Sexta motociclística! Agora não mais solo, mas muito bem acompanhado. Minha lindinha, reduzindo suas atividades de final de período da faculdade, pôde me acompanhar dessa vez. Ela estava morrendo de saudades de andar de moto. E eu também, de viajar com ela.
Na véspera, tracei alguma rotas interessantes para destinos possíveis. Todas mais distantes, garantindo um dia de muito passeio, paradas e exploração de novos lugares. Acabamos fechando em uma rota direta para Cataguases, cidade por cujo contorno rodoviário havíamos passado em nossa viagem a Guarapari, mas que nunca visitamos. O caminho, embora com estradas já percorridas, é muito interessante e passa por outros municípios desconhecidos por nós. Restava verificar in loco as condições das estradas para além de Rio Pomba, para ver se seria um passeio legal ou cansativo, desviando da buraqueira.

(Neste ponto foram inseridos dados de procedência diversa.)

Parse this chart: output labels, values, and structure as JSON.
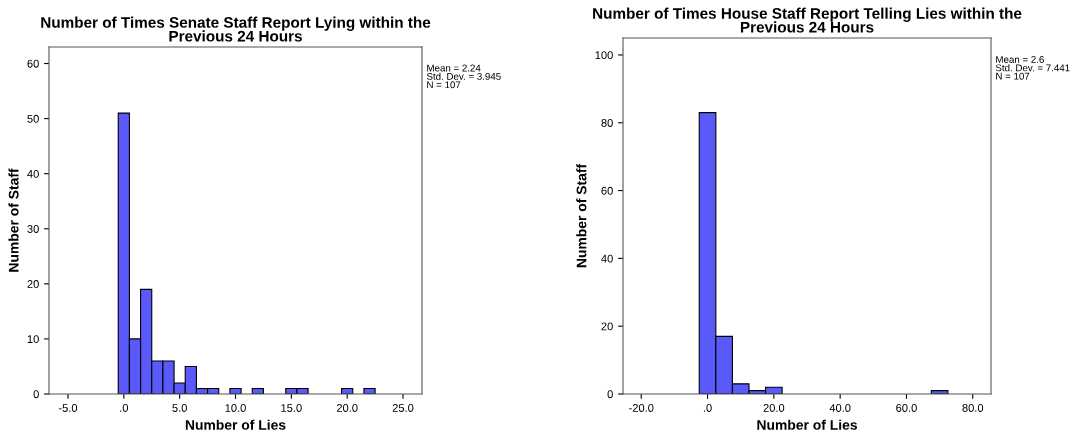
{
  "chart_data": [
    {
      "type": "histogram",
      "title": "Number of Times Senate Staff Report Lying within the\nPrevious 24 Hours",
      "xlabel": "Number of Lies",
      "ylabel": "Number of Staff",
      "color": "#5a5afa",
      "bins": [
        -0.5,
        0.5,
        1.5,
        2.5,
        3.5,
        4.5,
        5.5,
        6.5,
        7.5,
        8.5,
        9.5,
        10.5,
        11.5,
        12.5,
        13.5,
        14.5,
        15.5,
        16.5,
        17.5,
        18.5,
        19.5,
        20.5,
        21.5,
        22.5
      ],
      "values": [
        51,
        10,
        19,
        6,
        6,
        2,
        5,
        1,
        1,
        0,
        1,
        0,
        1,
        0,
        0,
        1,
        1,
        0,
        0,
        0,
        1,
        0,
        1
      ],
      "xlim": [
        -6.7,
        26.7
      ],
      "xticks": [
        {
          "value": -5,
          "label": "-5.0"
        },
        {
          "value": 0,
          "label": ".0"
        },
        {
          "value": 5,
          "label": "5.0"
        },
        {
          "value": 10,
          "label": "10.0"
        },
        {
          "value": 15,
          "label": "15.0"
        },
        {
          "value": 20,
          "label": "20.0"
        },
        {
          "value": 25,
          "label": "25.0"
        }
      ],
      "ylim": [
        0,
        63
      ],
      "yticks": [
        0,
        10,
        20,
        30,
        40,
        50,
        60
      ],
      "grid": false,
      "legend": false,
      "annotations": [
        "Mean = 2.24\nStd. Dev. = 3.945\nN = 107"
      ]
    },
    {
      "type": "histogram",
      "title": "Number of Times House Staff Report Telling Lies within the\nPrevious 24 Hours",
      "xlabel": "Number of Lies",
      "ylabel": "Number of Staff",
      "color": "#5a5afa",
      "bins": [
        -2.5,
        2.5,
        7.5,
        12.5,
        17.5,
        22.5,
        27.5,
        32.5,
        37.5,
        42.5,
        47.5,
        52.5,
        57.5,
        62.5,
        67.5,
        72.5
      ],
      "values": [
        83,
        17,
        3,
        1,
        2,
        0,
        0,
        0,
        0,
        0,
        0,
        0,
        0,
        0,
        1
      ],
      "xlim": [
        -25.5,
        85.5
      ],
      "xticks": [
        {
          "value": -20,
          "label": "-20.0"
        },
        {
          "value": 0,
          "label": ".0"
        },
        {
          "value": 20,
          "label": "20.0"
        },
        {
          "value": 40,
          "label": "40.0"
        },
        {
          "value": 60,
          "label": "60.0"
        },
        {
          "value": 80,
          "label": "80.0"
        }
      ],
      "ylim": [
        0,
        105
      ],
      "yticks": [
        0,
        20,
        40,
        60,
        80,
        100
      ],
      "grid": false,
      "legend": false,
      "annotations": [
        "Mean = 2.6\nStd. Dev. = 7.441\nN = 107"
      ]
    }
  ]
}
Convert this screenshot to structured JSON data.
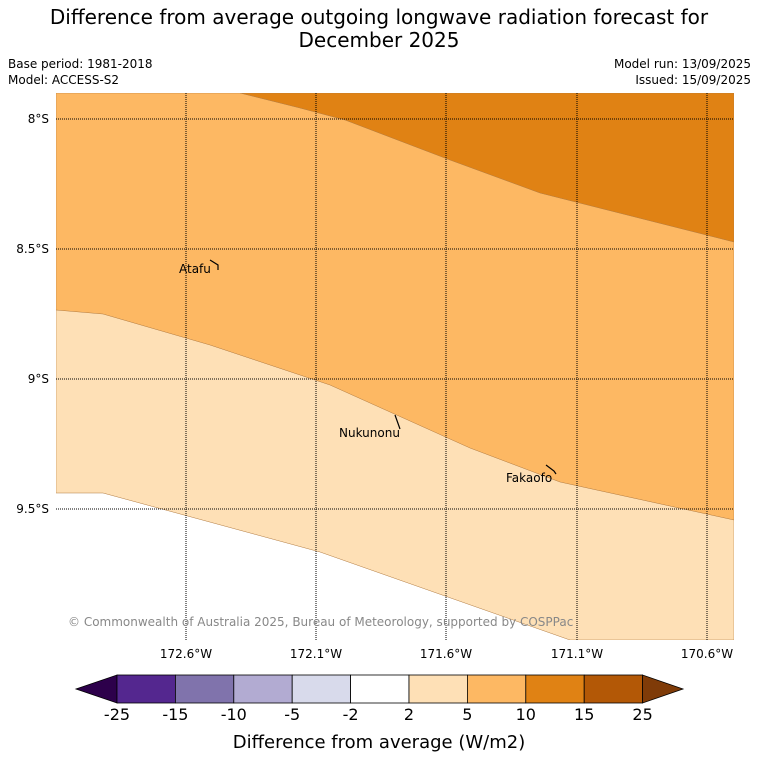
{
  "title_line1": "Difference from average outgoing longwave radiation forecast for",
  "title_line2": "December 2025",
  "base_period": "Base period: 1981-2018",
  "model": "Model: ACCESS-S2",
  "model_run": "Model run: 13/09/2025",
  "issued": "Issued: 15/09/2025",
  "copyright": "© Commonwealth of Australia 2025, Bureau of Meteorology, supported by COSPPac",
  "lat_labels": [
    "8°S",
    "8.5°S",
    "9°S",
    "9.5°S"
  ],
  "lon_labels": [
    "172.6°W",
    "172.1°W",
    "171.6°W",
    "171.1°W",
    "170.6°W"
  ],
  "places": [
    {
      "name": "Atafu"
    },
    {
      "name": "Nukunonu"
    },
    {
      "name": "Fakaofo"
    }
  ],
  "colorbar": {
    "ticks": [
      "-25",
      "-15",
      "-10",
      "-5",
      "-2",
      "2",
      "5",
      "10",
      "15",
      "25"
    ],
    "colors": [
      "#54278f",
      "#8073ac",
      "#b2abd2",
      "#d8daeb",
      "#ffffff",
      "#fee0b6",
      "#fdb863",
      "#e08214",
      "#b35806"
    ],
    "under_color": "#2d004b",
    "over_color": "#7f3b08",
    "label": "Difference from average (W/m2)"
  },
  "map_colors": {
    "band_2_5": "#fee0b6",
    "band_5_10": "#fdb863",
    "band_10_15": "#e08214",
    "below_2": "#ffffff"
  }
}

Saímos por volta das 7h30min, abastecendo a Ténéré e pegando a BR-040 rumo a Juiz de Fora. Tomamos a BR-265 para Santa Bárbara do Tugúrio e seguimos em frente para Mercês e Rio Pomba. O dia começou bem frio e bastante nublado, mas foi melhorando na medida em que avançávamos. Também estávamos indo em direção a terras mais quentes, o que certamente ajudaria. Seguimos até que resolvemos fazer uma pequena parada no próxima ao Posto Retiro para tomar um café da manhã. Comemos uns salgados, tomamos café com leite e refrigerante e pegamos novamente a estrada.

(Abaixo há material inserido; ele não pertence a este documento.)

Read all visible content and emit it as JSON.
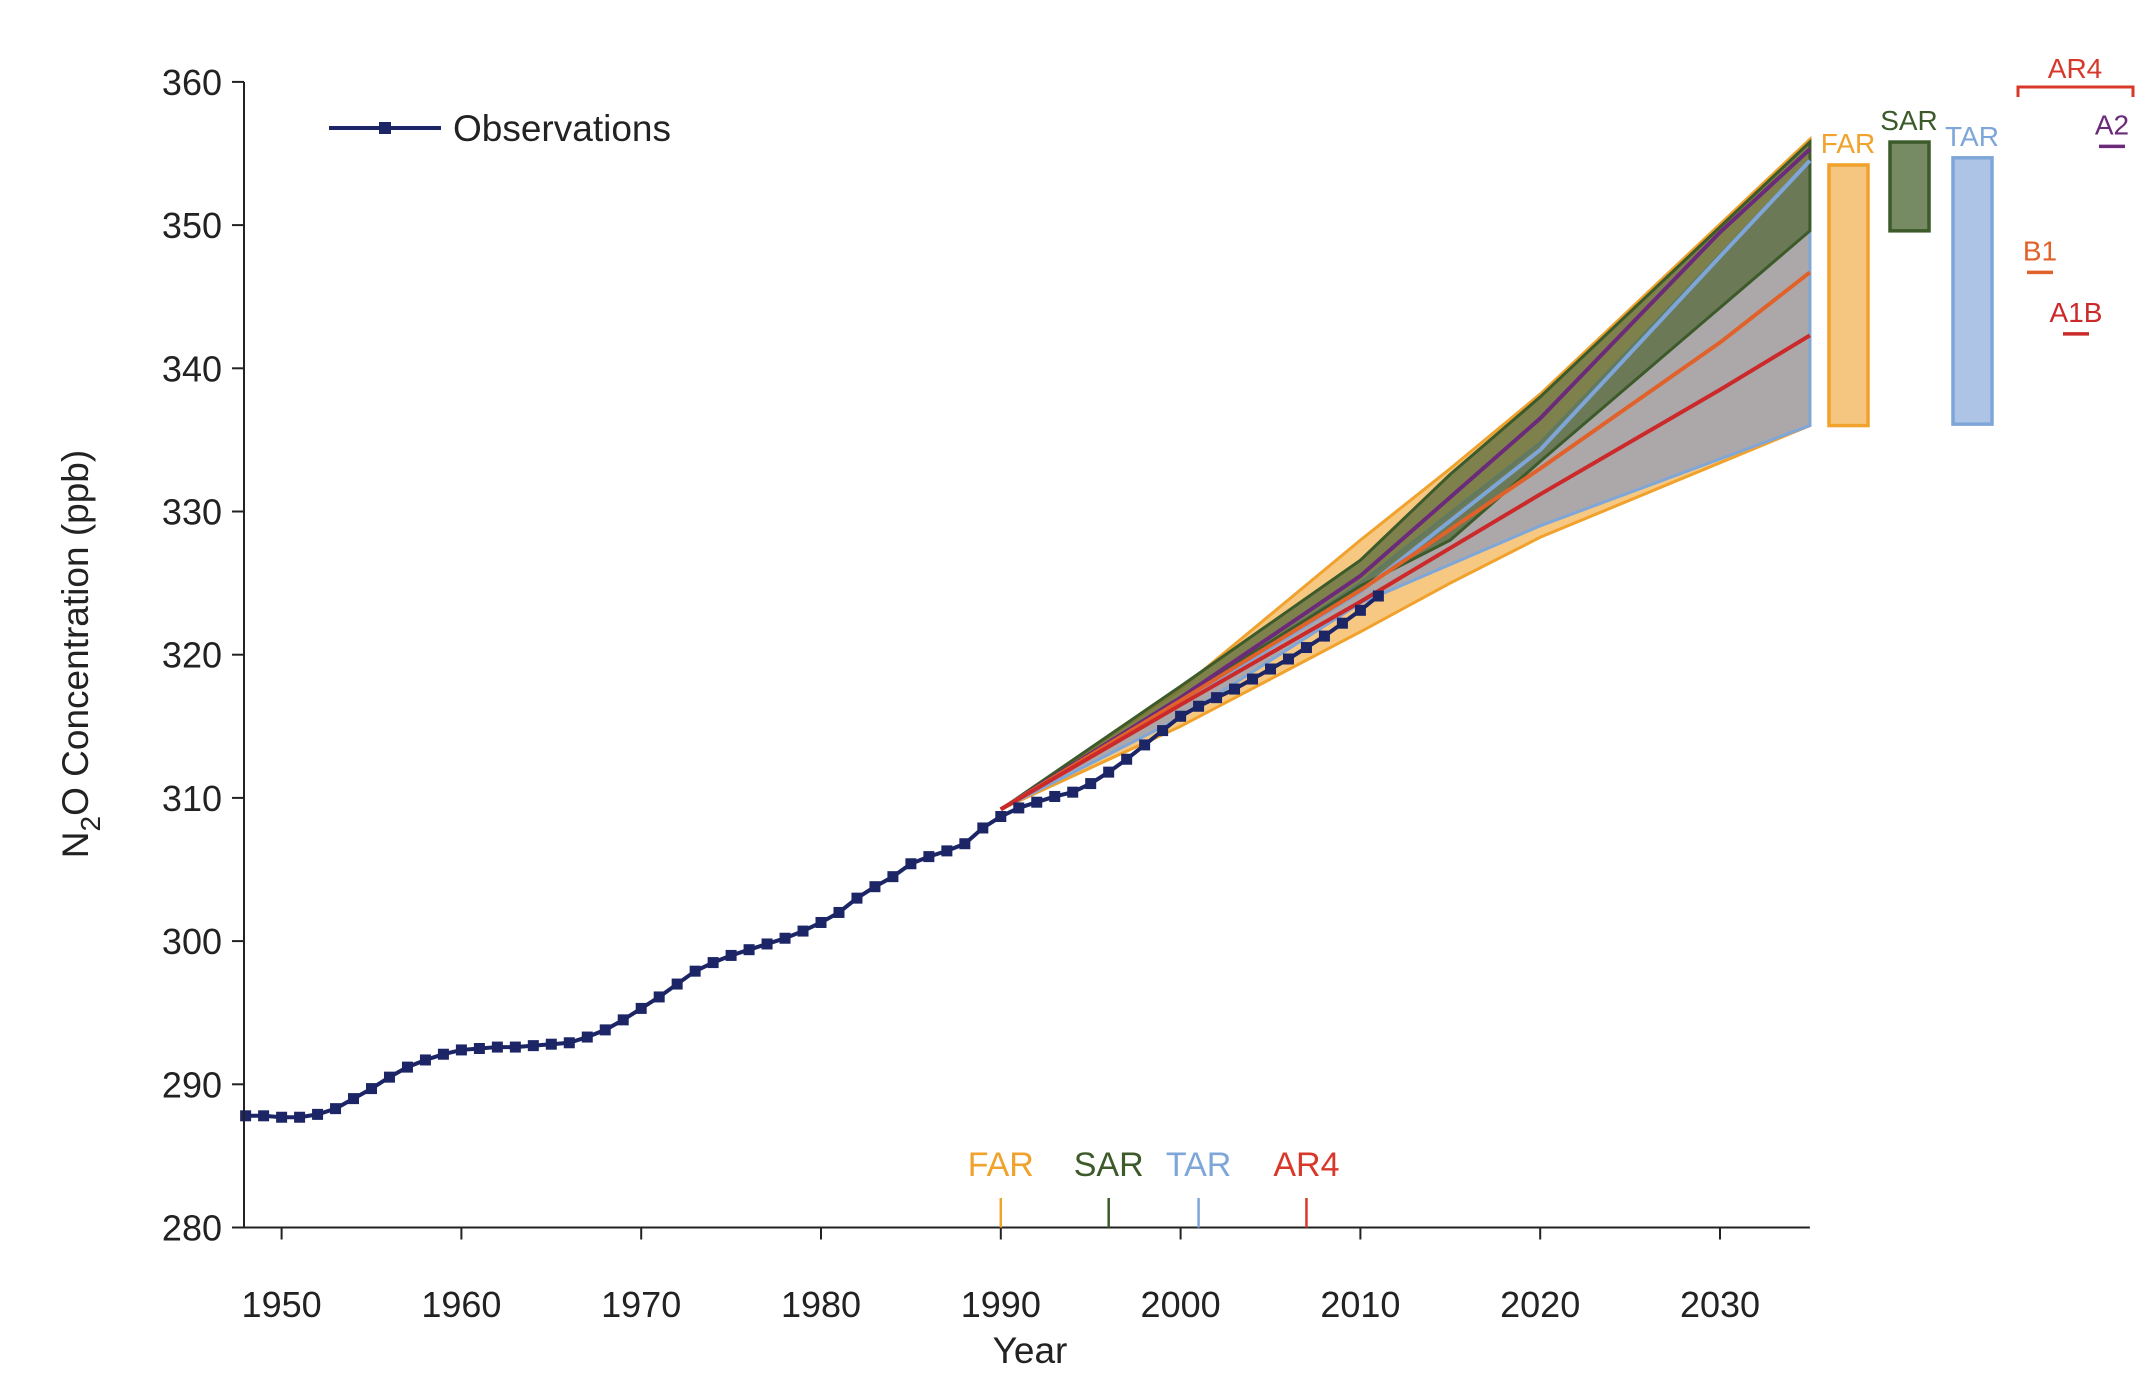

Depois de Rio Pomba, após o trevo de acesso à MG-285 para Piraúba, o asfalto piorou bastante. Comum já o mau estado das rodovias mineiras, com inúmeros remendos e alguns buracos traiçoeiros. O piso todo já muito gasto e trincado, parecia estar no limite da vida útil que o asfalto colocado poderia suportar. Passamos a pequena cidade e prosseguimos para a região que não conhecemos tanto assim. Quando outrora percorremos este trecho, estávamos focados num destino muito mais distante, que era o litoral capixaba, e por isso não pudemos dar muita importância para as cidades daquele entorno. Dessa vez, como era diferente, entramos em Astolfo Dutra, para conhecer. Percorremos somente os arredores da rodovia e fizemos uma paradinha, aproveitando para trocar baterias das câmeras e tirar algumas fotos. Dali, seriam apenas mais alguns quilômetros até Cataguases.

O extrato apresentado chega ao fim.